Sex ed curriculum returns to forefront of pre-election talk
Shawn Jeffords, The Canadian Press
Published Tuesday, March 13, 2018 5:25PM EDT
Critics who claim parents weren't consulted during an update of Ontario's sexual education curriculum are wrong, Premier Kathleen Wynne said Tuesday as she defended her Liberal government's modernization of the lesson plan, which newly elected Tory leader Doug Ford has pledged to scrap if he wins the province's spring election.
Ford, who narrowly won the Progressive Conservative leadership late Saturday, has said he'd repeal the 2015 curriculum update and has repeatedly claimed parents weren't consulted on the measure. Wynne swung back Tuesday, saying such criticisms were false.
"It's just not true," she told reporters at an event in Toronto. "Parents were consulted. Psychologists, psychiatrists, police, people who live in communities and are concerned about the safety of young people were consulted."
About 4,000 parents, as well as child development professions, were given an opportunity to weigh in on the changes to the curriculum, Wynne noted.
"The way the curriculum was developed was not by politicians," she said. "It was developed by people who are educators and who understand child development and who understand what's appropriate."
Wynne said the curriculum, which had not been updated since 1998, was in need of modernizing given the advances in technology and arrival of social media.
Supporters say the updated guidelines brought Ontario in line with the rest of Canada, as well as several jurisdictions in the United States. But opponents argue the curriculum, which teaches students about concepts including gender identity, sexual orientation and masturbation, does not align with their values and is not appropriate for school-age children.

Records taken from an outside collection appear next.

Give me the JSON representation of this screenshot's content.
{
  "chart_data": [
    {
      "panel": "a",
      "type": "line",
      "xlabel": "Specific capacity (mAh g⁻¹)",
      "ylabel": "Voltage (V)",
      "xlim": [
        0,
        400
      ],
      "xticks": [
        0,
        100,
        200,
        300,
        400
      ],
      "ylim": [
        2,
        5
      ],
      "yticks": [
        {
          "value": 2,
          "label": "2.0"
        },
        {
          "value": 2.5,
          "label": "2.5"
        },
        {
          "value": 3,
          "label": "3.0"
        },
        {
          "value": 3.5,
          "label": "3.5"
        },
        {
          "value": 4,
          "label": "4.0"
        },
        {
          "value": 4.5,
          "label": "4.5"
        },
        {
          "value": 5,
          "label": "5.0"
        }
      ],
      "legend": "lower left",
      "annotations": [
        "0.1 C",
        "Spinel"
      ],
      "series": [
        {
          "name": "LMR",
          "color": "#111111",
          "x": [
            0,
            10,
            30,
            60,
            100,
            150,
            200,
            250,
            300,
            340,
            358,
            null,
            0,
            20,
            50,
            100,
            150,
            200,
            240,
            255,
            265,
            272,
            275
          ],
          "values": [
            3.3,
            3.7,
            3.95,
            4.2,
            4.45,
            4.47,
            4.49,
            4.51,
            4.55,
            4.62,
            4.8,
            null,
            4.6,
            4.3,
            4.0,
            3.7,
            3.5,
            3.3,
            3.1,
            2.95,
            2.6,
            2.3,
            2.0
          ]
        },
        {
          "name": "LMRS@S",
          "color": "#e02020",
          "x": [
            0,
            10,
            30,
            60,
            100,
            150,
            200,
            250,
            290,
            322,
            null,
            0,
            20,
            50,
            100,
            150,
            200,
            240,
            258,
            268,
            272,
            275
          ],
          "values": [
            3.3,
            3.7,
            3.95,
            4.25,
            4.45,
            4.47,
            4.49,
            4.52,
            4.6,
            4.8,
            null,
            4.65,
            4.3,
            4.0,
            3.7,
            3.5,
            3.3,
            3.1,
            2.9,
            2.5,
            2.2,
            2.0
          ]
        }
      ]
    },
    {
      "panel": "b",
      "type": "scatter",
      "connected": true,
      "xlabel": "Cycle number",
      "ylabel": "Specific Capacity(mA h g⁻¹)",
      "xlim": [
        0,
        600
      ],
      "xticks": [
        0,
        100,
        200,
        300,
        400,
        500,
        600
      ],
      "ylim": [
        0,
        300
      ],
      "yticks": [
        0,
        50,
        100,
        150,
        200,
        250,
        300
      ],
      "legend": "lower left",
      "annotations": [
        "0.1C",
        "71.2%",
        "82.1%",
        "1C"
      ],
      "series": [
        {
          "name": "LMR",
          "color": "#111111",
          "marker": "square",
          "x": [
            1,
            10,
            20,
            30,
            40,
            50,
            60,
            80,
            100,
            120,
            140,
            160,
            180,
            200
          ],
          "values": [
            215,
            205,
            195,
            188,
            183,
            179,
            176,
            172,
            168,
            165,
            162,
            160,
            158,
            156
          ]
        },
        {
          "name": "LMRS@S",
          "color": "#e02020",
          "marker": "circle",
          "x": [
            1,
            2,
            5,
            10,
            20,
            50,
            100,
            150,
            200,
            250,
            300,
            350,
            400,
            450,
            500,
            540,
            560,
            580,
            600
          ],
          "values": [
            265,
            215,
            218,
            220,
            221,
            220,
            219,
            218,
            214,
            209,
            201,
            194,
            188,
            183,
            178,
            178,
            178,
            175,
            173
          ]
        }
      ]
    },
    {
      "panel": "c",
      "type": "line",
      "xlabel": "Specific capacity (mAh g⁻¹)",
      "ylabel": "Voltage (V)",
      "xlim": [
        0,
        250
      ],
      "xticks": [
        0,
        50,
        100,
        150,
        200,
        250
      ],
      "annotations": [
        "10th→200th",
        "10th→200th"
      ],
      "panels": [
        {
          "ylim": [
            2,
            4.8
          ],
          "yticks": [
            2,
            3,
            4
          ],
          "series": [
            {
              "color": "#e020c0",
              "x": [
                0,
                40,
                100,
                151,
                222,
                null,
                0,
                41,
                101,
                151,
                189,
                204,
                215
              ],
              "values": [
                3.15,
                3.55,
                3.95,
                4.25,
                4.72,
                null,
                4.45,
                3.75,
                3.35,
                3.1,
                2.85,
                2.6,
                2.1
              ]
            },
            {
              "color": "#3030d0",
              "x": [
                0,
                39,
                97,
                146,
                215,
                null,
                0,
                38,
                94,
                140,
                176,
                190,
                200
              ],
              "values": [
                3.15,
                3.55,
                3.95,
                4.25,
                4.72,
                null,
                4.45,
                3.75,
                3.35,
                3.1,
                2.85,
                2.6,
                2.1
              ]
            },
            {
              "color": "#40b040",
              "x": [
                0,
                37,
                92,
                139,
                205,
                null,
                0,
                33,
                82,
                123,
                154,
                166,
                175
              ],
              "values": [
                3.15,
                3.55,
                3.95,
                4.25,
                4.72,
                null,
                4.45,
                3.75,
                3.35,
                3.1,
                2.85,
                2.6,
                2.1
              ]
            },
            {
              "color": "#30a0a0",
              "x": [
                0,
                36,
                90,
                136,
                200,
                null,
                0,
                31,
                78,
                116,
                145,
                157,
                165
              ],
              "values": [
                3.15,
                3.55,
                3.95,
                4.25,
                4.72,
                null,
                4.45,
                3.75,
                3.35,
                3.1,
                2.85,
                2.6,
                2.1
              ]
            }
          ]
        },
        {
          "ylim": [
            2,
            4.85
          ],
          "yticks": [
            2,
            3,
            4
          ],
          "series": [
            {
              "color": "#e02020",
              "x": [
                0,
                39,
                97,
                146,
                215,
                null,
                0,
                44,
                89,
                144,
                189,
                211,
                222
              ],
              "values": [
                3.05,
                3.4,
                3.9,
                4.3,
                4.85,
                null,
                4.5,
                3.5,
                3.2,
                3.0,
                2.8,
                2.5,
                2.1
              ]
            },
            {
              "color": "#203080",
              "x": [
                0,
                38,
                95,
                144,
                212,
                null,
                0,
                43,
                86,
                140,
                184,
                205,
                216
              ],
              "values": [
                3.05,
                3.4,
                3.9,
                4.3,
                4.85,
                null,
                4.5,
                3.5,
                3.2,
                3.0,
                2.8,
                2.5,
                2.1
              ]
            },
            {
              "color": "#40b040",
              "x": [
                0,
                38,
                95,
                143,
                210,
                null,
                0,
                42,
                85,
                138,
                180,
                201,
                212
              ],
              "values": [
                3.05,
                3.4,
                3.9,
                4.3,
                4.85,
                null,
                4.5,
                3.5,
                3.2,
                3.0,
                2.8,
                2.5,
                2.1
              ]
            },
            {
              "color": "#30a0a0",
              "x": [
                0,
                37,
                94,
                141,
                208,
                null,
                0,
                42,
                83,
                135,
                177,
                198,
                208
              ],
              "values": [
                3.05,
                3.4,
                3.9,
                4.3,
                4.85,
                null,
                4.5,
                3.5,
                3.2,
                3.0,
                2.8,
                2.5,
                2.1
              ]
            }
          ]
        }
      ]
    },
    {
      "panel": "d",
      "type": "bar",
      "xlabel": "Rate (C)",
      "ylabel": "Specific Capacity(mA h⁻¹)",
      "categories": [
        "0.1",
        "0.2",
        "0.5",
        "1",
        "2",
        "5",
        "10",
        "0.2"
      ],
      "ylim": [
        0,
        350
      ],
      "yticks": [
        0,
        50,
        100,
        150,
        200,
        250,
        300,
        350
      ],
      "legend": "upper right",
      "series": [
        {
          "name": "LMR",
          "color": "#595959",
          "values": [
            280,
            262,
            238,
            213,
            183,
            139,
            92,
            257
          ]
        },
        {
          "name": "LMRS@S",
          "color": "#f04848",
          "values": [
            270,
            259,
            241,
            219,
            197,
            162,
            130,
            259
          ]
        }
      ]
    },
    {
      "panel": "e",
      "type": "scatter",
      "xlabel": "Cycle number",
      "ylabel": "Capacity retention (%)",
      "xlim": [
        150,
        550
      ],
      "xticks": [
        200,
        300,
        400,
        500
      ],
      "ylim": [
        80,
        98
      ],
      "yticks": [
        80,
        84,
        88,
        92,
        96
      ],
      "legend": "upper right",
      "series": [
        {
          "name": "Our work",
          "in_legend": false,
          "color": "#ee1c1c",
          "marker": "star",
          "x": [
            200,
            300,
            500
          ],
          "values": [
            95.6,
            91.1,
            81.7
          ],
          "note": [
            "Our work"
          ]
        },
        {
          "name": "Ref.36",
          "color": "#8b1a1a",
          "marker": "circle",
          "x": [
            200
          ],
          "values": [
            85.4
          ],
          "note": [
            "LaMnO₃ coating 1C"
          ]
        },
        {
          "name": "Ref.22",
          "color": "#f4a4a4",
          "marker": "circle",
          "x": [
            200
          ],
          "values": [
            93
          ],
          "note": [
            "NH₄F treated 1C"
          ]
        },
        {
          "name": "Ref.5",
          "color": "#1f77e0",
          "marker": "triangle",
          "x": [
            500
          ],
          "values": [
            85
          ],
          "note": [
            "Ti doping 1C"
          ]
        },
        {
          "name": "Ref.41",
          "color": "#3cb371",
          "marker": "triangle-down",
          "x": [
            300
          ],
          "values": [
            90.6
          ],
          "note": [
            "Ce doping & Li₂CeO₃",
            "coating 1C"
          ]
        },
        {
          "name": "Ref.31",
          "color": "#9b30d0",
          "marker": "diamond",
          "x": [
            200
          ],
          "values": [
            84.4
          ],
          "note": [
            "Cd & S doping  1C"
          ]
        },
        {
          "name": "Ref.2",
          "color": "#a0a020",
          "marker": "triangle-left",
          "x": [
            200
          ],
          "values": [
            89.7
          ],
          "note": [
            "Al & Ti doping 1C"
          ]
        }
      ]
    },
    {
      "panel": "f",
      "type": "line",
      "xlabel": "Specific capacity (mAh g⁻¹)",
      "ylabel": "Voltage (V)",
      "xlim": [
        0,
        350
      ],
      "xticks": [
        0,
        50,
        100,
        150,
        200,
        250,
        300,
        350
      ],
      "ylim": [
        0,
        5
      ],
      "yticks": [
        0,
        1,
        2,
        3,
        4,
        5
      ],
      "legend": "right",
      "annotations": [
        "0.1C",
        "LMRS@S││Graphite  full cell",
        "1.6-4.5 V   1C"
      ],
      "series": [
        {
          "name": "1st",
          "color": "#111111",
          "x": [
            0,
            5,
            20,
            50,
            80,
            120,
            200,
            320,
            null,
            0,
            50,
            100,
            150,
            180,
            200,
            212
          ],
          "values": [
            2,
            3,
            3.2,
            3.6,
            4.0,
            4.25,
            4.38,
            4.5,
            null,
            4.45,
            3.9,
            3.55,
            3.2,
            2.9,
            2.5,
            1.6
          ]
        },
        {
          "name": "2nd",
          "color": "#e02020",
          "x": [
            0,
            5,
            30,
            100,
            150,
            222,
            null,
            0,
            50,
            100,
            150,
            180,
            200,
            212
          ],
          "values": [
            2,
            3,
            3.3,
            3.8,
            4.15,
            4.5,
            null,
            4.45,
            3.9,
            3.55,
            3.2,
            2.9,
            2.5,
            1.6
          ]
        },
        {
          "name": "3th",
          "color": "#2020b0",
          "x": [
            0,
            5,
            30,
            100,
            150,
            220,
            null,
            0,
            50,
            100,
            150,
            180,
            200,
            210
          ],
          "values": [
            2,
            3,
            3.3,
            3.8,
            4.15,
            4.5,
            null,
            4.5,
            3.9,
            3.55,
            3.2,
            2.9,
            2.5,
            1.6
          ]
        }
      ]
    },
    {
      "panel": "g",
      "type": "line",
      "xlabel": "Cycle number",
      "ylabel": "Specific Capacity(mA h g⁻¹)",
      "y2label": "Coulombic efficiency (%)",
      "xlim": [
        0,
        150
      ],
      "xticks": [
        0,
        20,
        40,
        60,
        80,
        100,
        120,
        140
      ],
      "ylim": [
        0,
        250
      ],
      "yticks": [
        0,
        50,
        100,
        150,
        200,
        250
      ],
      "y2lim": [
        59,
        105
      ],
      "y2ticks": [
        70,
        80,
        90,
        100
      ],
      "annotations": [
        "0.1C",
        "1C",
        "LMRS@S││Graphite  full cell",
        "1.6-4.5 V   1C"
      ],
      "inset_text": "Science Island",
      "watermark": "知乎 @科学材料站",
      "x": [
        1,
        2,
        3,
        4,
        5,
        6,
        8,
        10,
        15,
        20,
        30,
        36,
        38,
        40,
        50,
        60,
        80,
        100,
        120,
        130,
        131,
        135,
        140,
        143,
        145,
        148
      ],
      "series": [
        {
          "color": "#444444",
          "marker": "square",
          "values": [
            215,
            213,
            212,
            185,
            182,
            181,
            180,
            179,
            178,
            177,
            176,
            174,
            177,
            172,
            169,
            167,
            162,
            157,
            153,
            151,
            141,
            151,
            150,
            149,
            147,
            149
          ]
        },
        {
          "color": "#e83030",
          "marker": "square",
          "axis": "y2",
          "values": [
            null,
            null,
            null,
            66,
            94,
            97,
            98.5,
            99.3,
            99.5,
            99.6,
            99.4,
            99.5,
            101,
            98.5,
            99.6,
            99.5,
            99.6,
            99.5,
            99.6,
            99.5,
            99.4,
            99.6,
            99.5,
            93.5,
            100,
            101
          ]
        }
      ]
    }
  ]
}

Ford has been criticizing the curriculum throughout the Tory leadership campaign, with his rhetoric pleasing social conservatives who've demanded changes to the program since it was implemented.
"We will repeal it and then we'll make sure we consult with the parents and teachers," Ford said Monday. "We have to make sure we tweak a few things in there and then we'll move forward."
Ford's stance comes after social conservatives inside the party accused former leader Patrick Brown of flip-flopping on the sex-ed issue.
The new Tory leader has also said he's focused on straightening out the province's finances and has criticized the Liberals for Ontario's heavy debt.
Wynne, whose Liberals have abandoned a key promise to balance this year's budget, said Tuesday that the economy remains uncertain and the government needs to continue to support residents.
"We can't step back and not provide that care for people," she said. "What the Conservatives are saying is that 'no, no, no, government can step back. We can cut taxes. We don't have to fight climate change. We don't need to be involved in people's lives.' ... It's not what I know people are looking for right now."
Last week, Finance Minister Charles Sousa said the province will run a deficit of less than one per cent of its gross domestic product starting next year but would not confirm a specific figure.
According to the Ministry of Finance, Ontario's gross domestic product sat at $794 billion in 2016, the latest publicly available data. Using those figures, the government's budget deficit could run as high as almost $8 billion.
Last year, the Liberals posted the province's first balanced budget in a decade and had projected balanced books through to 2019-20. The 2018 budget is set to be tabled March 28.